If you’ve been around Kingwood Methodist’s student ministry any length of time, you know that the big events are pinnacles of the group. The UMARMY camps, mission trips and retreats are weeks and weekends reserved on the calendar that many students and their families look forward to each year.
These opportunities for set-apart service and time with the Lord are well known around here.
Yet, there’s another side to the student ministry that is subtler; a side that may not hold the evident preaching power but one that does hold the power to impact students’ lives little by little.
This quiet but transformational side of the ministry can be seen in the Awaken gathering.

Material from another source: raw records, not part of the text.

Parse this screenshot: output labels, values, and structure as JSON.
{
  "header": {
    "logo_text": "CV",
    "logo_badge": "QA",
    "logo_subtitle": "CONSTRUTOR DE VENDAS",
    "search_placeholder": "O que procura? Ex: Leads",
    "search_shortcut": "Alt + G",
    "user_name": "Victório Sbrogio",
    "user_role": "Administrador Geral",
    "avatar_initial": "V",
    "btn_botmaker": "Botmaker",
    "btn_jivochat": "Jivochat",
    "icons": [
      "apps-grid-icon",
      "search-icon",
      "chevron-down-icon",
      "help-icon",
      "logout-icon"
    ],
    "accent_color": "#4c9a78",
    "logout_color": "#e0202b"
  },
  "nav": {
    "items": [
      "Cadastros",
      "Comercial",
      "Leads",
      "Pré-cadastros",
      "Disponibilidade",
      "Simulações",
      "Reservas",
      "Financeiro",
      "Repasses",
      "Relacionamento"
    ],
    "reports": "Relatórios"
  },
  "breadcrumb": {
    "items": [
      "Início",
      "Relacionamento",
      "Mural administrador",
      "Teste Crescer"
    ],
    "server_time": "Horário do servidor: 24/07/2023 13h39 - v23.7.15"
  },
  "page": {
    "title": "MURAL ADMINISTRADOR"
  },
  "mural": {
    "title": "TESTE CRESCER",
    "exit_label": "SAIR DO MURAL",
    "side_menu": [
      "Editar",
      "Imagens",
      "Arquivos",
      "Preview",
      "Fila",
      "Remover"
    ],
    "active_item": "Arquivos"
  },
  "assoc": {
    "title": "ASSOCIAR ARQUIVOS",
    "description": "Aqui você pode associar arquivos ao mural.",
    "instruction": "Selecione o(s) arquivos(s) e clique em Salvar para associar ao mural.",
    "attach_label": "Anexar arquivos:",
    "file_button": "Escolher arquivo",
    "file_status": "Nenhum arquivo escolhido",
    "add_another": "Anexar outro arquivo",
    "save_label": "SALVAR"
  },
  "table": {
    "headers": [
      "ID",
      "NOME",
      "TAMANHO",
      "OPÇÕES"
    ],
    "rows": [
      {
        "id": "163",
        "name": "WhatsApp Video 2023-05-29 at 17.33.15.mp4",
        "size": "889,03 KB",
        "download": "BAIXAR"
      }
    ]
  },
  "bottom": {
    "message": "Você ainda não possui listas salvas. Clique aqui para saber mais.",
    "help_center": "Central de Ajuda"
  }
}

It’s a sacred time of prayer, bible reading and listening to the Lord during which KUMC students take their shoes off at the door and step onto holy ground, expectant for the Holy Spirit to move.
Clint Wyllie, KUMC’s Student Ministry Director, explained that the vision for this time is reminiscent of an “Upper Room” atmosphere that encourages students to go deeper in their faith without the typical youth group games and large-group teaching.

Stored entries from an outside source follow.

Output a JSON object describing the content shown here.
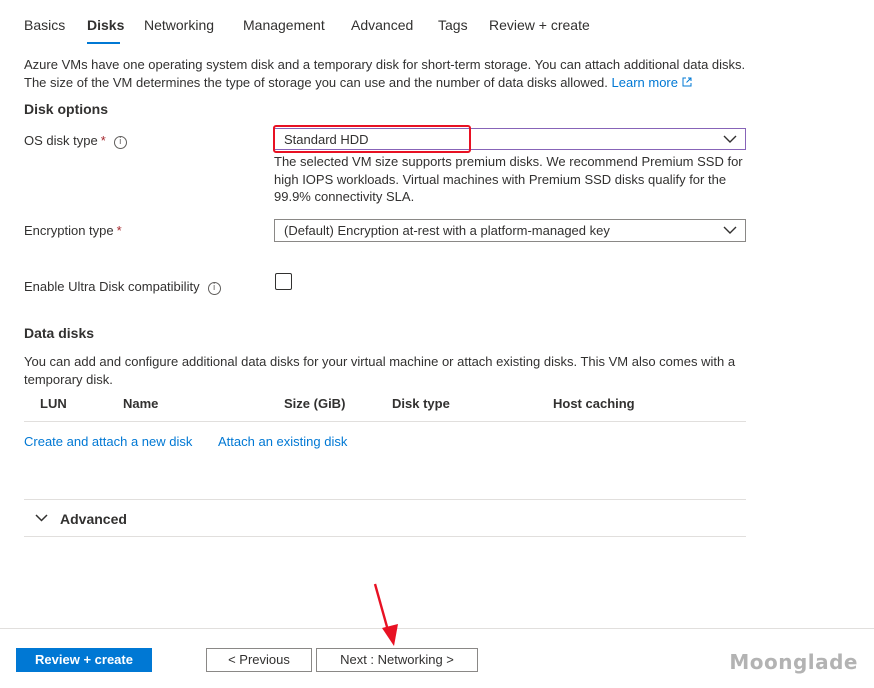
{
  "tabs": [
    {
      "label": "Basics",
      "active": false
    },
    {
      "label": "Disks",
      "active": true
    },
    {
      "label": "Networking",
      "active": false
    },
    {
      "label": "Management",
      "active": false
    },
    {
      "label": "Advanced",
      "active": false
    },
    {
      "label": "Tags",
      "active": false
    },
    {
      "label": "Review + create",
      "active": false
    }
  ],
  "intro": {
    "text": "Azure VMs have one operating system disk and a temporary disk for short-term storage. You can attach additional data disks. The size of the VM determines the type of storage you can use and the number of data disks allowed.",
    "learn_more": "Learn more"
  },
  "disk_options": {
    "title": "Disk options",
    "os_disk_type": {
      "label": "OS disk type",
      "required": "*",
      "value": "Standard HDD",
      "hint": "The selected VM size supports premium disks. We recommend Premium SSD for high IOPS workloads. Virtual machines with Premium SSD disks qualify for the 99.9% connectivity SLA."
    },
    "encryption_type": {
      "label": "Encryption type",
      "required": "*",
      "value": "(Default) Encryption at-rest with a platform-managed key"
    },
    "ultra_disk": {
      "label": "Enable Ultra Disk compatibility",
      "checked": false
    }
  },
  "data_disks": {
    "title": "Data disks",
    "description": "You can add and configure additional data disks for your virtual machine or attach existing disks. This VM also comes with a temporary disk.",
    "columns": [
      "LUN",
      "Name",
      "Size (GiB)",
      "Disk type",
      "Host caching"
    ],
    "create_link": "Create and attach a new disk",
    "attach_link": "Attach an existing disk"
  },
  "advanced_section": {
    "label": "Advanced"
  },
  "footer": {
    "review_create": "Review + create",
    "previous": "< Previous",
    "next": "Next : Networking >"
  },
  "watermark": "Moonglade",
  "colors": {
    "accent": "#0078d4",
    "annotation": "#e81123"
  }
}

The student department started this simple gathering with a few students in the summer, sometimes providing prompts for them and sometimes letting them pray and just be led by God. It has since evolved into a once-a-month meeting during the school year.
Part of the intent is to show the students that they can connect with the Lord at any time—that He is accessible not just on the “spiritual high” moments of service trips and retreats, but also in everyday moments.
Shelby Emerson, KUMC’s Associate Student Ministry Director, said that while those larger-than-life occasions are important, the students’ faith can be impacted just as much by humble meetings with God.
“If students can notice that the Holy Spirit is real in Kingwood, Texas and not just in Costa Rica or on the Fall Retreat, then they can bring that into their schools,” Shelby said.
For example, high school senior and youth ministry student Sophie Priesmeyer said that because of Awaken, she incorporates more prayer into her friendships, finds herself thinking about what Jesus is teaching her more often, and has even been challenged to pray out loud.
“It brings a different side to the youth group dynamic. When I was in middle school and early high school, we didn’t have this. You’d go to youth group, hear a message, and wait until retreats to have those really powerful moments. But now, you don’t have to wait to dive in more. (Awaken) brings the power into a regular day,” Sophie said.
She’s talking about the regular days—like the summer evening when Sophie and her friends held an Awaken gathering in her backyard—that have been transformed by the expectation that God will meet them right where they are.
That was also a goal of Awaken, Shelby said: that little pockets of these informal gatherings would pop up as students take ownership of their relationships with the Lord.
Clint echoed that sentiment, saying that when the students come to the realization that they can interact with the presence of God, it opens up doors for them.
“If we teach our students nothing else but to encounter God and gain guidance and wisdom from Him, if they realize there’s more to life than sitting in a church pew and hearing a pastor tell them what they should be learning—that they can encounter and meet with God and sit at His feet—then we’ve really hit the mark for discipleship,” Clint said.